The refrigerator put paid to the shipping-ice-from-the-arctic-circle industry quickly as well. The main shock is for the people who write stuff we read, as they never expected to be in a profession that could be automated away. Lots and lots of stuff has been automated away, but we never heard their voices.
I think it's too early for AI to have impacted software work at a systemic level. There are various reasons the market is crap right now, like how you're (perhaps unknowingly) competing with cheap foreign labor in your own metro centers for tech work.

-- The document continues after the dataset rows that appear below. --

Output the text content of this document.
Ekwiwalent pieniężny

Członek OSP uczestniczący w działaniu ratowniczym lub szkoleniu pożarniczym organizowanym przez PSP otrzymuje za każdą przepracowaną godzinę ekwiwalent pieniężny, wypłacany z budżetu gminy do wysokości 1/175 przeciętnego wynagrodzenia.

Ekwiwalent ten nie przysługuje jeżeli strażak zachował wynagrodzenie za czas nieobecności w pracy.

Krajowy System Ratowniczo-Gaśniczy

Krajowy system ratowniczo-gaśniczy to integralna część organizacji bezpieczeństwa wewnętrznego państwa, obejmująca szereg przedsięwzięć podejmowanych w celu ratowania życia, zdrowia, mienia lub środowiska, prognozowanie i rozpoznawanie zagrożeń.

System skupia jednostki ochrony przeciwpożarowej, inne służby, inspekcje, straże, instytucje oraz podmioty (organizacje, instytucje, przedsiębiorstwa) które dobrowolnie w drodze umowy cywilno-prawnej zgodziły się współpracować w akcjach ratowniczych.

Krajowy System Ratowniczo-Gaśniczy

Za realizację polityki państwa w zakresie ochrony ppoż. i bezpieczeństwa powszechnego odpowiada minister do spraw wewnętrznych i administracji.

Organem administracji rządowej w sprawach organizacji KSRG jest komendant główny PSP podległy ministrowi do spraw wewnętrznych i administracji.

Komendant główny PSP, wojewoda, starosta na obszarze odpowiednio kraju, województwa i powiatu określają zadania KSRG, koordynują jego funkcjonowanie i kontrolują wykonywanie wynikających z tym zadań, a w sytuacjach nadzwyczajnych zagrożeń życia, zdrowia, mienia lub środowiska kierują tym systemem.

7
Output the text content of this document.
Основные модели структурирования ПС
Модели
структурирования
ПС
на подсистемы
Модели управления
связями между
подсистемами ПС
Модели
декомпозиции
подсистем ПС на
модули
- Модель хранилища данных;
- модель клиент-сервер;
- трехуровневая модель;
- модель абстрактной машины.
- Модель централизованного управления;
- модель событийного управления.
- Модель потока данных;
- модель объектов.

AI is just the other pincer that will finish the kill shot.
I already have friends experiencing technological unemployment. Programmers suddenly need backup plans. Several designers I know are changing careers. Not to mention, the voiceover artist profession will probably cease to exist besides this last batch of known voices. Writer, editor - these were dependable careers for friends, once. A friend travelled the world and did freelance copyediting for large clients.
ChatGPT was just released three years ago.